Fig. 8 shows an illustrative fabrication process for the focused acoustic transducer. In block 802, a piezoelectric material with reduced or low planar coupling is provided. One suitable piezoelectric material is lead metabionate, which has a planar coupling coefficient (k ₃ i ) of less than 0.05 and Poisson's ratio of less than 0.2. Other materials with higher planar coupling coefficient values (e.g., up to about 0.1 ) and Poisson ratios (e.g., up to about 0.25) can be used, though such materials would place greater demands on the performance of the driving electronics. The material is given a circular shape with no grooves, cuts, or kerfs. In block 804 an electrode material is deposited (e.g., silver). In block 806, the electrode material is etched into an annular ring pattern. Next, the wires are coupled to the electrodes in block 808 before the transducer is mounted on a backing material (e.g., a tungsten-polymer mix) in block 810. Finally, in block 812, the transducer and backing material are encapsulated in a sealed housing (e.g., PEEK). The encapsulation process may include the provision of pathways for pressure compensation oil to displace any compressible gasses from the housing. Teflon tape may be used to create these pathways. An epoxy having low shrinkage such as Duralco 4700 or equivalent is appropriate for encapsulation. Pressure compensation oil may be allowed to permeate the ceramic and backing before encapsulation. Preferably at least 65% of the cylindrical surface of the backing is bonded to the PEEK housing to ensure the structural integrity of the device. An alternative material for the backing could be used. For example, Viton could be replaced with an epoxy such as Duralco 4538.

As another alternative, other polymers used in the construction of the transducer could be compatible with specific environmental conditions. Duralco 4460, Duralco 4700, Duralco 4538, Duralco 120, 124 or equivalent, high temp epoxy, rated to at least 185°C can be used where appropriate. Procedures can be used to minimize the formation of voids in the epoxy and backing material. Epoxies should be fully degassed where appropriate (by stirring under vacuum) prior to their use.

As an alternative to lead metaniobate, an equivalent material with a low planar coupling and low Poisson's ratio and that can withstand very high temperatures while maintaining extremely stable piezoelectric activity can be used. For example, bismuth titanate is also suitable and may be preferred if the temperature requirements are much higher. Bizmuth titanate has a slightly higher planar coupling coefficient and Poisson's ratio, but can withstand very high temperatures while maintaining extremely stable piezoelectric activity. Other materials with high stability of dielectric constant and piezoelectric constant at various temperatures and pressures will be suitable for an equivalent.

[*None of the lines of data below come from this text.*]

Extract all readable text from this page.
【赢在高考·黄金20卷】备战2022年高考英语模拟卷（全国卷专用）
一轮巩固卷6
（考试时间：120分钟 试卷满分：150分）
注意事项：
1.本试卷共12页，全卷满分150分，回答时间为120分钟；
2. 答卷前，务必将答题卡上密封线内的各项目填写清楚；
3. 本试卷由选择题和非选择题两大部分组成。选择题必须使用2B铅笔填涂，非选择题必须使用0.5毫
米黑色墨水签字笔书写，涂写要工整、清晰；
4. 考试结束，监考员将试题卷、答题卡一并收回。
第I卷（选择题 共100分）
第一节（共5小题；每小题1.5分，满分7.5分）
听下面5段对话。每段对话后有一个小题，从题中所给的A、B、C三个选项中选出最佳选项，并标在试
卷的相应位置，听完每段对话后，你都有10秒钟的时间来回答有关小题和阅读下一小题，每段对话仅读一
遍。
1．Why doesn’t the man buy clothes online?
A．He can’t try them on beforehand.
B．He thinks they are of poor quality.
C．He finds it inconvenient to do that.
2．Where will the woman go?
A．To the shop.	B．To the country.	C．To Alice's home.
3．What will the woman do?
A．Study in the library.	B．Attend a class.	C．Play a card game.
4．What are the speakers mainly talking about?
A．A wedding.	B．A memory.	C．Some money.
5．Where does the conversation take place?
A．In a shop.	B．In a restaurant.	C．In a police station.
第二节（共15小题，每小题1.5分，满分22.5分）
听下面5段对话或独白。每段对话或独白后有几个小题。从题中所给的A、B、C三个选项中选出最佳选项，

Fig. 9 shows calculated and measured responses for a transducer designed to focus the acoustic signal at a distance 0.48 times the diameter of the transducer. The vertical axis is the signal amplitude in dB. The horizontal axis is the distance from the centerline of the transducer. The solid line represents the measured amplitude while the broken line represents the computed response. The close correspondence between the actual response and the computed response indicate that the desired performance can be achieved without cutting deep grooves into the piezoelectric material.

These and other variations and modifications will become apparent to those skilled in the art once the above disclosure is fully appreciated. It is intended that the following claims be interpreted to embrace all such variations and modifications.